Records partly lost in training runs

Identical problem to All records are lost in a project without any action

Except that problem was solved. I’m seeing some of my metrics completely deleted except for a single point.
I’m a new user so I can’t post images, but my W&B boards look almost exactly the same as the ones in the link I provided.

I’ve noticed an interesting pattern: the first model trained on any given device (i.e. my personal laptop or VM) retains the entire train loss curve. However, any subsequent models trained throw out all data. Moreover, the train data is logged during the training run perfectly fine, it’s after the run is finished that the data is deleted.
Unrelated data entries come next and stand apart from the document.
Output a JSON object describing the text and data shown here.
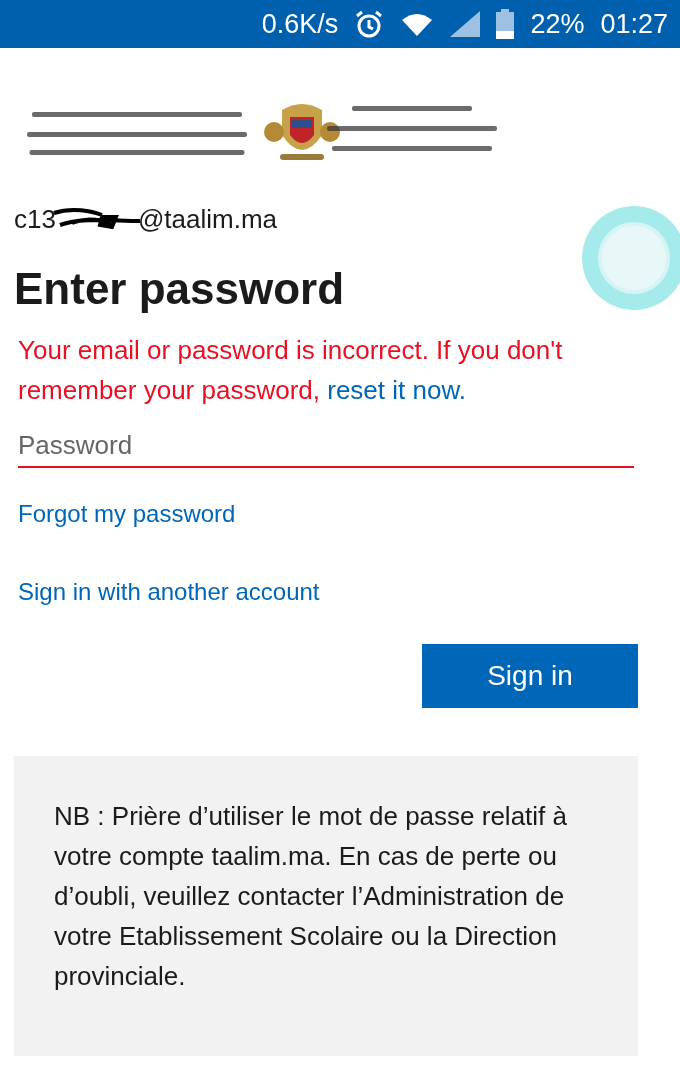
{
  "status_bar": {
    "speed": "0.6K/s",
    "battery": "22%",
    "time": "01:27"
  },
  "account": {
    "email_start": "c13",
    "email_end": "@taalim.ma"
  },
  "title": "Enter password",
  "error": {
    "text": "Your email or password is incorrect. If you don't remember your password,",
    "link": "reset it now."
  },
  "password_field": {
    "placeholder": "Password",
    "invalid": true
  },
  "links": [
    "Forgot my password",
    "Sign in with another account"
  ],
  "sign_in_button": "Sign in",
  "note": "NB : Prière d’utiliser le mot de passe relatif à votre compte taalim.ma. En cas de perte ou d’oubli, veuillez contacter l’Administration de votre Etablissement Scolaire ou la Direction provinciale."
}
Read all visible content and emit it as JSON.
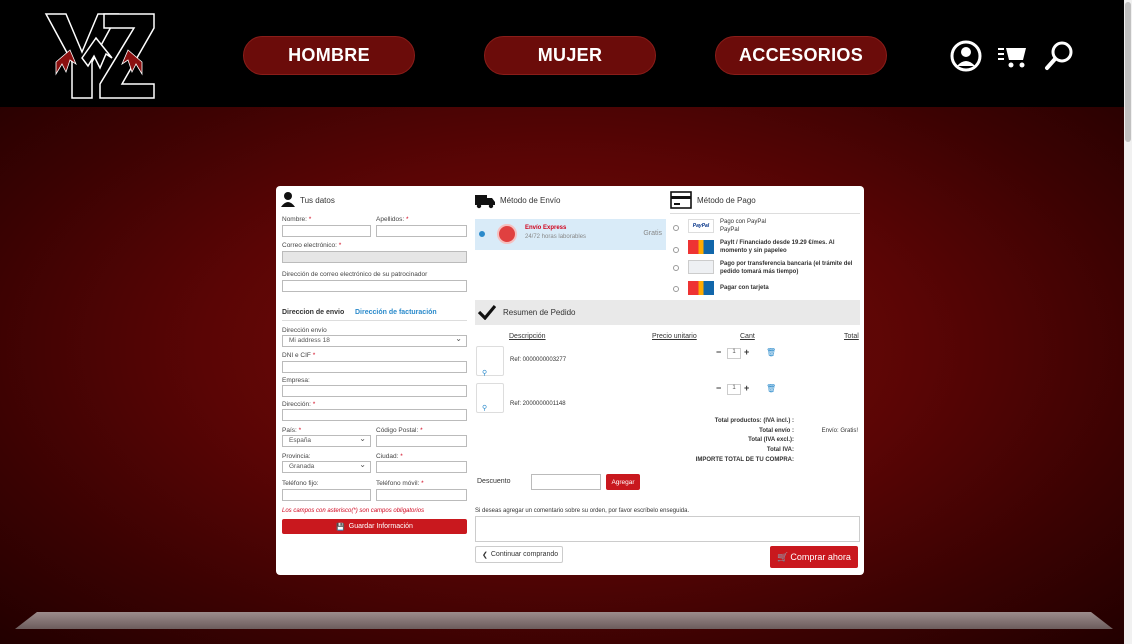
{
  "nav": {
    "hombre": "HOMBRE",
    "mujer": "MUJER",
    "accesorios": "ACCESORIOS"
  },
  "colors": {
    "brand_dark": "#6b0c0a",
    "accent_red": "#c9181e",
    "link_blue": "#2a8acb"
  },
  "datos": {
    "title": "Tus datos",
    "nombre": "Nombre: ",
    "apellidos": "Apellidos: ",
    "correo": "Correo electrónico: ",
    "correo_padrinador": "Dirección de correo electrónico de su patrocinador",
    "tab_envio": "Direccion de envio",
    "tab_facturacion": "Dirección de facturación",
    "direccion_envio": "Dirección envío",
    "direccion_envio_value": "Mi address 18",
    "dni": "DNI e CIF ",
    "empresa": "Empresa:",
    "direccion": "Dirección: ",
    "pais": "País: ",
    "pais_value": "España",
    "cp": "Código Postal: ",
    "provincia": "Provincia:",
    "provincia_value": "Granada",
    "ciudad": "Ciudad: ",
    "tel_fijo": "Teléfono fijo:",
    "tel_movil": "Teléfono móvil: ",
    "nota": "Los campos con asterisco(*) son campos obligatorios",
    "guardar": "Guardar Información",
    "asterisk": "*"
  },
  "envio": {
    "title": "Método de Envío",
    "option_name": "Envío Express",
    "option_desc": "24/72 horas laborables",
    "option_price": "Gratis"
  },
  "pago": {
    "title": "Método de Pago",
    "options": [
      {
        "label": "Pago con PayPal",
        "sub": "PayPal",
        "icon": "PayPal"
      },
      {
        "label": "Paylt / Financiado desde 19.29 €/mes. Al momento y sin papeleo",
        "sub": ""
      },
      {
        "label": "Pago por transferencia bancaria (el trámite del pedido tomará más tiempo)",
        "sub": ""
      },
      {
        "label": "Pagar con tarjeta",
        "sub": ""
      }
    ]
  },
  "resumen": {
    "title": "Resumen de Pedido",
    "headers": {
      "descripcion": "Descripción",
      "precio": "Precio unitario",
      "cant": "Cant",
      "total": "Total"
    },
    "items": [
      {
        "ref": "Ref: 0000000003277",
        "qty": "1"
      },
      {
        "ref": "Ref: 2000000001148",
        "qty": "1"
      }
    ],
    "totales": {
      "productos": "Total productos: (IVA incl.) :",
      "envio": "Total envío :",
      "envio_value": "Envío: Gratis!",
      "sin_iva": "Total (IVA excl.):",
      "iva": "Total IVA:",
      "importe": "IMPORTE TOTAL DE TU COMPRA:"
    },
    "descuento": "Descuento",
    "agregar": "Agregar",
    "comentario": "Si deseas agregar un comentario sobre su orden, por favor escríbelo enseguida.",
    "continuar": "Continuar comprando",
    "comprar": "Comprar ahora"
  }
}
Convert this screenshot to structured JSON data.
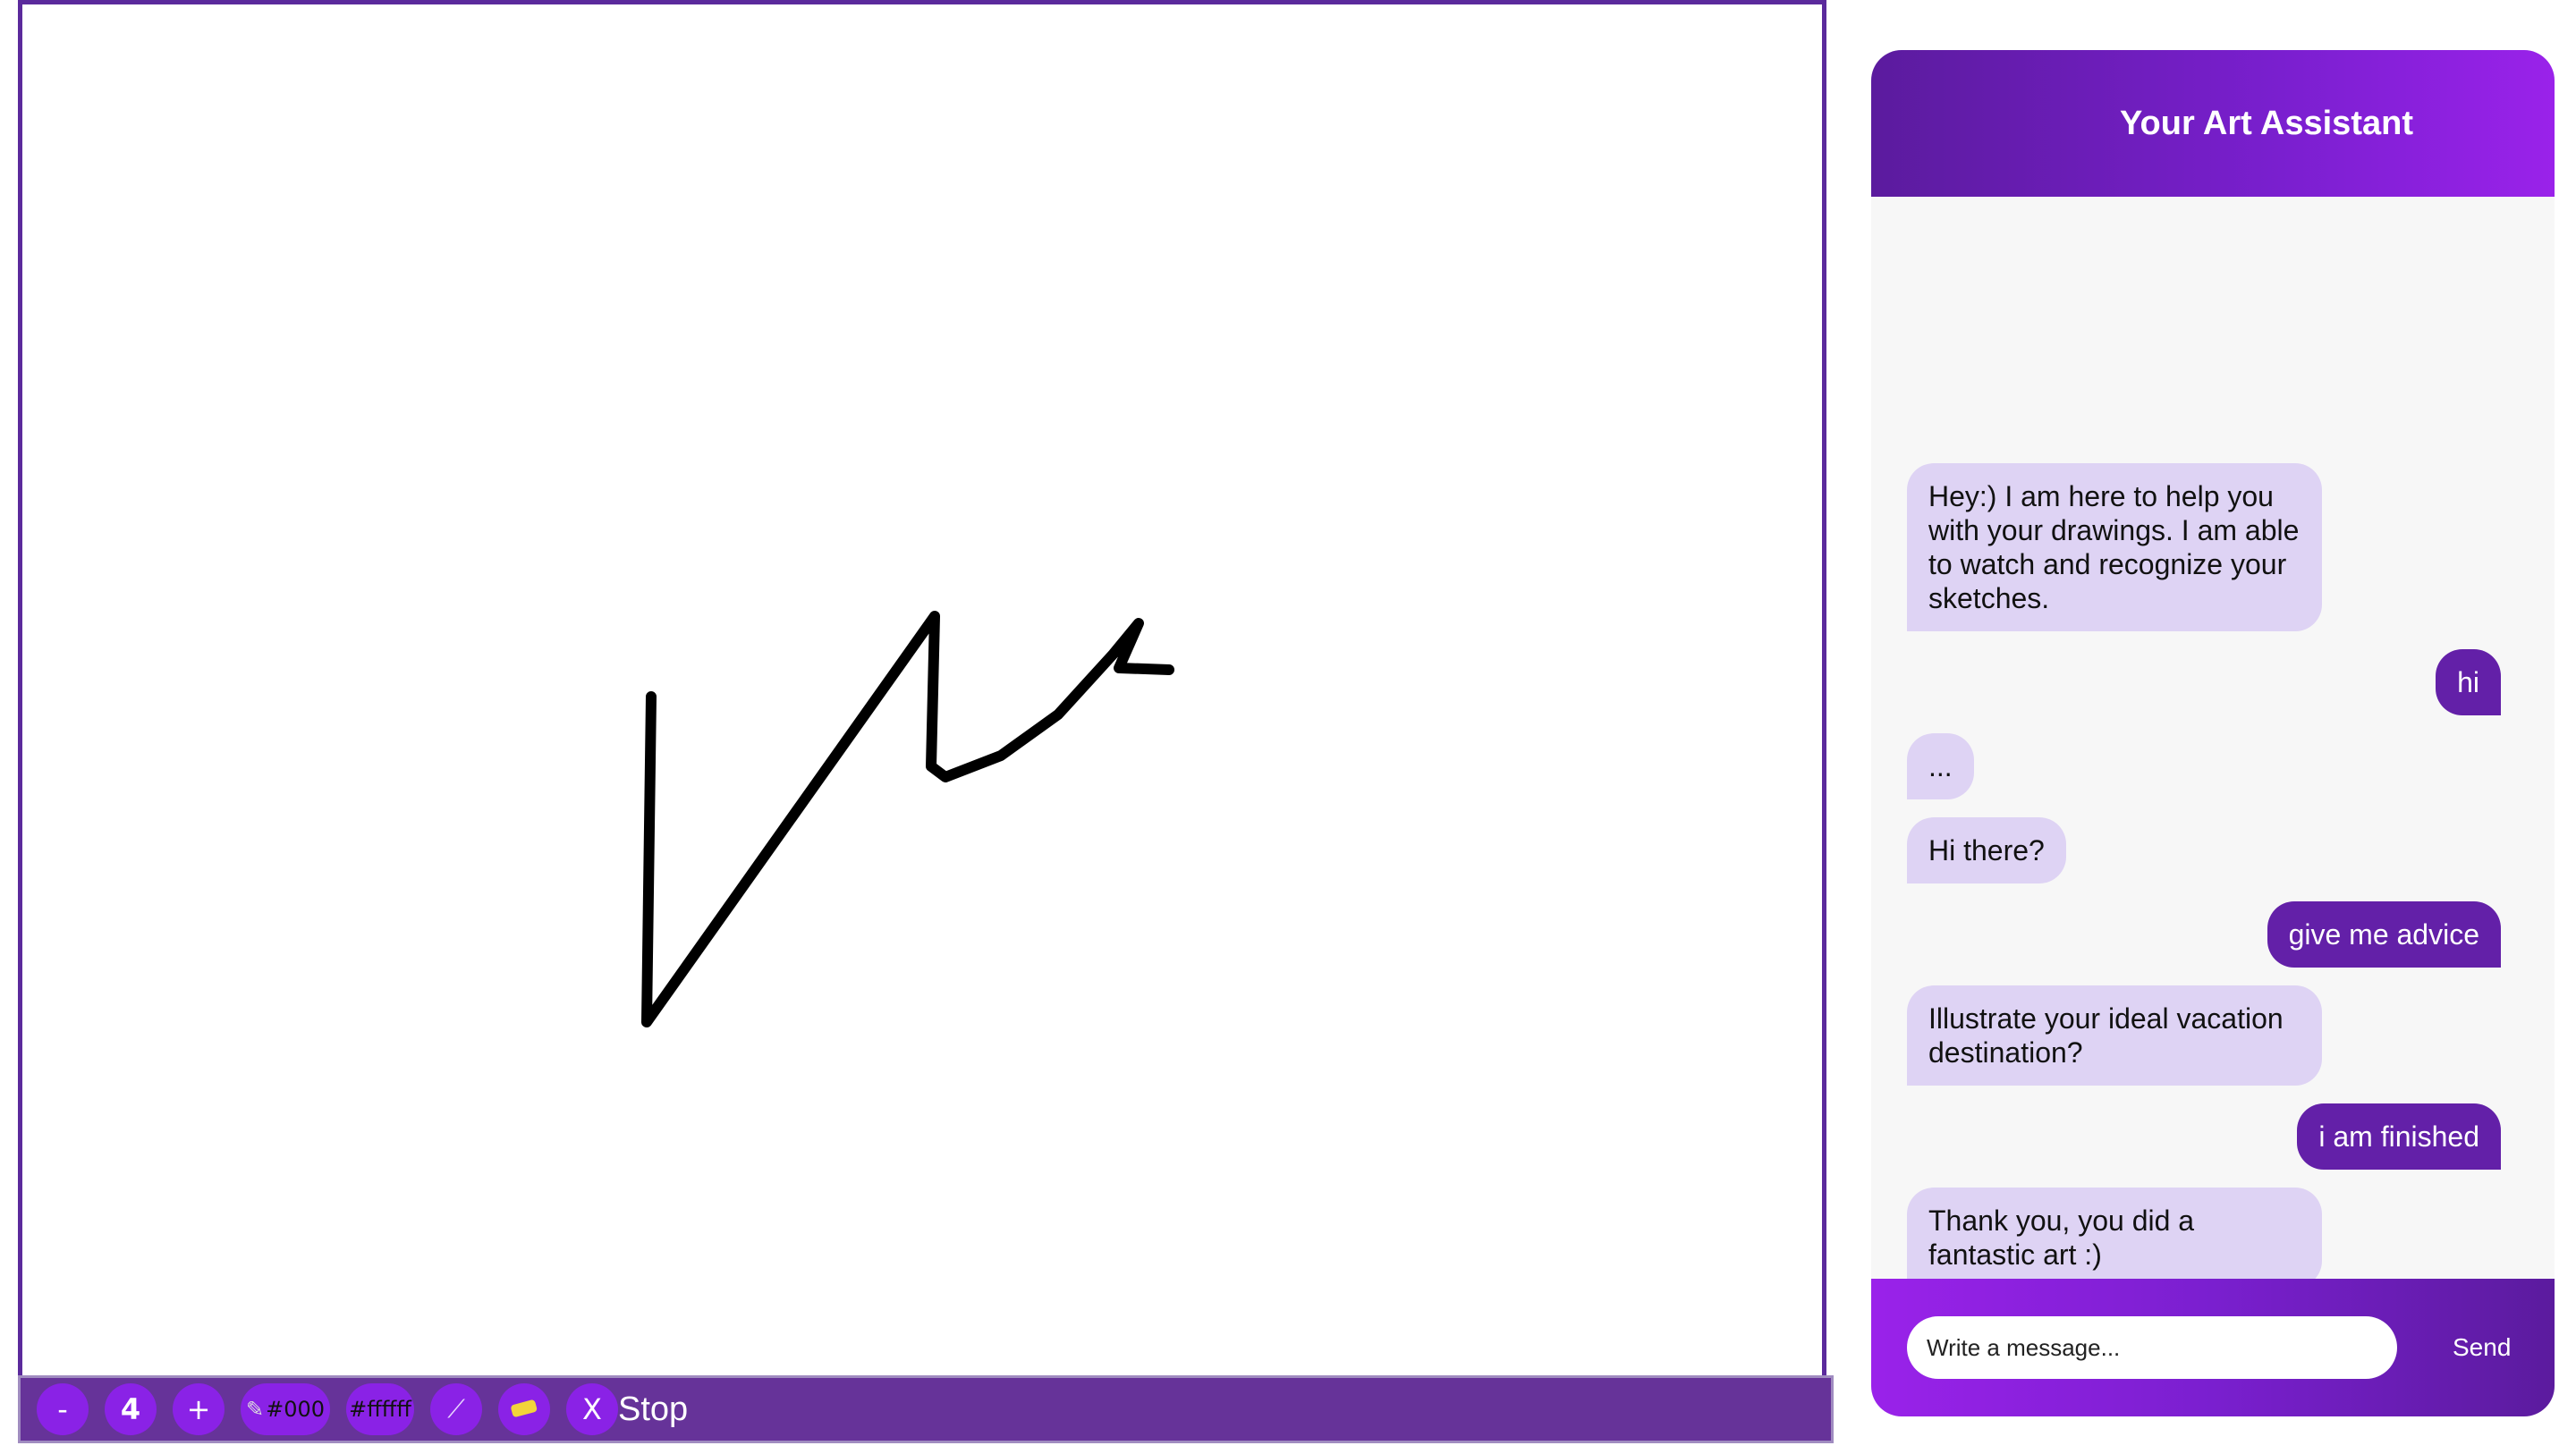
{
  "toolbar": {
    "minus_label": "-",
    "size_value": "4",
    "plus_label": "+",
    "pen_color_label": "#000",
    "bg_color_label": "#ffffff",
    "clear_label": "X",
    "stop_label": "Stop"
  },
  "icons": {
    "pen": "pencil-icon",
    "magic": "magic-wand-icon",
    "eraser": "eraser-icon"
  },
  "chat": {
    "title": "Your Art Assistant",
    "messages": [
      {
        "role": "bot",
        "text": "Hey:) I am here to help you with your drawings. I am able to watch and recognize your sketches."
      },
      {
        "role": "user",
        "text": "hi"
      },
      {
        "role": "bot",
        "text": "..."
      },
      {
        "role": "bot",
        "text": "Hi there?"
      },
      {
        "role": "user",
        "text": "give me advice"
      },
      {
        "role": "bot",
        "text": "Illustrate your ideal vacation destination?"
      },
      {
        "role": "user",
        "text": "i am finished"
      },
      {
        "role": "bot",
        "text": "Thank you, you did a fantastic art :)"
      }
    ],
    "input_placeholder": "Write a message...",
    "send_label": "Send"
  },
  "colors": {
    "accent": "#8a22e6",
    "toolbar_bg": "#663399",
    "bot_bubble": "#ded3f4",
    "user_bubble": "#6320a8"
  }
}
Hope someone can help out, thanks!

Hi @samitizerxu, thank you for reaching out to W&B and I am sorry to hear you are experiencing this.

To help us troubleshoot this, would you mind sharing the following information:

  • The name of the project you are seeing this issue
  • The name of a panel where you are seeing missing data
  • The debug.log and debug-internal.log from the ./wandb/run-date_time-runid/logs folder
  • Are you currently using the resume Run feature when running from the same device?

Thanks!
Francesco

Hi @samitizerxu, I wanted to follow up on this request. Please let us know if we can be of further assistance or if your issue has been resolved.

Hi @samitizerxu , since we have not heard back from you we are going to close this request. If you would like to re-open the conversation, please let us know!